Il en résulte que l’air est à son tour saturé. Par les avions, on vient de l’évoquer. Mais aussi par le CO2 et les particules fines des usines, des voitures et des chauffages. Et plus haut que l’air, on commence à s’inquiéter de la saturation de l’espace où la circulation des satellites bouchonne bientôt comme nos voitures à l’entrée et à la sortie des villes. Saturation des autoroutes. La radio annonce toutes les demi-heures les retards à prévoir. Hier une heure et demie à l’entrée de Lausanne. Il y a deux semaines: trois heures pour traverser le Gothard. En ce qui me concerne, cinq minutes de saturation routière suffisent à me...saturer!

On peut être aussi saturé d’années. C’est le cas de la Reine d’Angleterre. Ses quasi cent ans de vie l’ont contrainte de déléguer à sa couronne l’exercice du discours du trône. La couronne ne s’en est pas mal sortie, avec, dans le rôle du ventriloque, un Prince Charles saturé par l’interminable attente d’être roi.

Et puis les Suisses aussi sont saturés. Il faut voter sans cesse. Et lorsque ce n’est pas pour accepter ou refuser un référendum, une initiative ou procéder aux élections, il y a tout de même deux millions de coopérateurs Migros invités à valider la vente d’alcool dans les magasins. Les Suisses sont tellement saturés qu’on crie au miracle lorsque plus de quarante pour-cent d’entre eux se prononcent. En France voisine, lorsqu’on n’atteint pas les septante pour-cent, on se lamente de l’abstention massive!

Au travail, la saturation conduit au burn-out. L’homme est cramé, il en a ras-le-bol, expression qui ne signifie pas – comme on le croit généralement – que sa tête est trop pleine. Non! En langage argotique, le bol renvoie à une partie anatomique dont on désigne le débordement du nom de dysenterie. La saturation de cet organe n’annonce évidemment rien de bon.

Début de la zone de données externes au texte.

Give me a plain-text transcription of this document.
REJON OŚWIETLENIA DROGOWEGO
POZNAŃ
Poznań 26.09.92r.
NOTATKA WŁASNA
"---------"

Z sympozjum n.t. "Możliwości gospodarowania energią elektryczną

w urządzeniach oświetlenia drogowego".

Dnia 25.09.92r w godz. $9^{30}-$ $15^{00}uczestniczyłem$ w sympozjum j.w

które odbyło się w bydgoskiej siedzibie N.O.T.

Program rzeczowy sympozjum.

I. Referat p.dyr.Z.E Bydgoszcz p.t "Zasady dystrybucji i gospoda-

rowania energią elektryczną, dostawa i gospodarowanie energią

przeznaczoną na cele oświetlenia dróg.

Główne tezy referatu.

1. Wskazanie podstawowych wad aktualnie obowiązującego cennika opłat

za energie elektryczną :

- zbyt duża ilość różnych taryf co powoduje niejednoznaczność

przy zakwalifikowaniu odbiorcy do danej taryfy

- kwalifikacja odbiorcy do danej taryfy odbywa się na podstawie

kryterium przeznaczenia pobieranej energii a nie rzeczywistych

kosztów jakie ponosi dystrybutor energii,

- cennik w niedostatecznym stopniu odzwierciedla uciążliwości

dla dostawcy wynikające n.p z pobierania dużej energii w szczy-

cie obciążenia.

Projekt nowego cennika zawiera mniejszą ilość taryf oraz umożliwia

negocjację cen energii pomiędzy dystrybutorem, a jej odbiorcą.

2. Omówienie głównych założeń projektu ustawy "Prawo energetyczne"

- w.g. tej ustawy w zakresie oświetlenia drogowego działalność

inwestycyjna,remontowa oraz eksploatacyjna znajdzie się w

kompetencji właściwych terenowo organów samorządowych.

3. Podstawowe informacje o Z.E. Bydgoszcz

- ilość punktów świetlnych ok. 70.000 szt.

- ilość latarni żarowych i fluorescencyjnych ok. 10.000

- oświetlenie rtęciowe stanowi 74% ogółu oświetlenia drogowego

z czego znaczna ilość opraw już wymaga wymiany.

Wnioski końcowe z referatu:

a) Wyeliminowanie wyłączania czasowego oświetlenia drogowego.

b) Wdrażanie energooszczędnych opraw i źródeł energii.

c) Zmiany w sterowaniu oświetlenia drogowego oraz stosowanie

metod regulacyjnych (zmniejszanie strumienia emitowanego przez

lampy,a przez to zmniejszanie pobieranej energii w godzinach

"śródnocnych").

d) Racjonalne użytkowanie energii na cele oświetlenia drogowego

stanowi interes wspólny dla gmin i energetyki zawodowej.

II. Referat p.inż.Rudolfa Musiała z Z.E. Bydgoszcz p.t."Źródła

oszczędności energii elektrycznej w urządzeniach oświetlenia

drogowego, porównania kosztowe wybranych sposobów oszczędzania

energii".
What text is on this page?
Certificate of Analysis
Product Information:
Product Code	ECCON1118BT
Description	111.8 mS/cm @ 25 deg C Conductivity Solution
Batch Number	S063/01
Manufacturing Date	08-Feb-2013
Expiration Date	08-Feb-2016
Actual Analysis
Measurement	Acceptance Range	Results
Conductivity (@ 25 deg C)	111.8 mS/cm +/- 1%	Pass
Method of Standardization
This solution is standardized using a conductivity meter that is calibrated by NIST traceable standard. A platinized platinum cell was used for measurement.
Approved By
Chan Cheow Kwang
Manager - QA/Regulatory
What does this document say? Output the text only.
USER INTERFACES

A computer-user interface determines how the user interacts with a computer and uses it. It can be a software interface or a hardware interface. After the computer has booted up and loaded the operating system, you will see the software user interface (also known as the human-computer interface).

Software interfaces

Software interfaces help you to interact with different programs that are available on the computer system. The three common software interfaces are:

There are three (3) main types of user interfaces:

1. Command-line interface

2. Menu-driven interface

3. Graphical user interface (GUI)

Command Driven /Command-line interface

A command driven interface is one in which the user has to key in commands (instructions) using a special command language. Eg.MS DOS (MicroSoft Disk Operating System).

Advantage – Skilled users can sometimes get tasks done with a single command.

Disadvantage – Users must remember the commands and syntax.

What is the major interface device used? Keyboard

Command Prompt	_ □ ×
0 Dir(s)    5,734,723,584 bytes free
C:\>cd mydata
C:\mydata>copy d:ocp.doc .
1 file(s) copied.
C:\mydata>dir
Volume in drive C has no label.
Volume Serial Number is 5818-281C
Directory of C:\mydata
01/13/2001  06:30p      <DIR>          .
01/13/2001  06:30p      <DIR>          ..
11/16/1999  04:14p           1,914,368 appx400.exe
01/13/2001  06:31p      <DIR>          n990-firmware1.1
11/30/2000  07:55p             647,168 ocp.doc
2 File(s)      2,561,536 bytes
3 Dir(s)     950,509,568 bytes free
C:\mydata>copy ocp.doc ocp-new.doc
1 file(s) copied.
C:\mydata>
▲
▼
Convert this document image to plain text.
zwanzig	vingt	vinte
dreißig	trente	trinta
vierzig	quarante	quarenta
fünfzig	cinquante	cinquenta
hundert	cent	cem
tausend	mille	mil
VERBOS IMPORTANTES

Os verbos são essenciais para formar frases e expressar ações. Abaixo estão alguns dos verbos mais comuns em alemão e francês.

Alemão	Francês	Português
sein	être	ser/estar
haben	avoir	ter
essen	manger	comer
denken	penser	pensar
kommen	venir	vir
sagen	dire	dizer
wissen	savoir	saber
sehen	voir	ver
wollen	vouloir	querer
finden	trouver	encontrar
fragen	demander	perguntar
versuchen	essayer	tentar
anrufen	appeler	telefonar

Résumons: l’homme est fatigué parce qu’il ne dort pas assez et parce qu’il est saturé. Que son monde est saturé. Que son agenda est saturé.

La saturation désignerait donc un excès indigeste. C’est le sens commun... mais il est erroné, puisque le mot est construit sur le latin satis qui veut dire tout simplement: assez. Une saturation d’oxygène dans le sang est un bon signe de santé. Le mot partage sa racine avec la satiété, qui est autre chose que l’indigestion.

Il en résulte qu’être saturé, c’est simplement être rassasié, du latin...saturare. Ce n’est pas forcément désagréable. C’est même ce nous recherchons avec avidité. Cela devrait nous consoler un peu.

Mais gare ici à la gourmandise: elle pourrait nous conduire au-delà du rassasiement. Voilà l’excès. L’adjectif satur est à l’origine de... soûl. Et le langage commun de se plaindre que ce qui nous sature nous soûle. On comprend – étymologiquement – ce que cela signifie.

Ce qui démontre – étymologiquement encore – qu’être saturé peut s’avérer assez amusant ou qu’à tout le moins on en puisse rire, puisque que le latin satura a engendré... la satire.

L’homme est saturé. Du moins éprouve-t-il la surabondance. C’est peut-être, simplement, parce qu’il ne dort pas assez.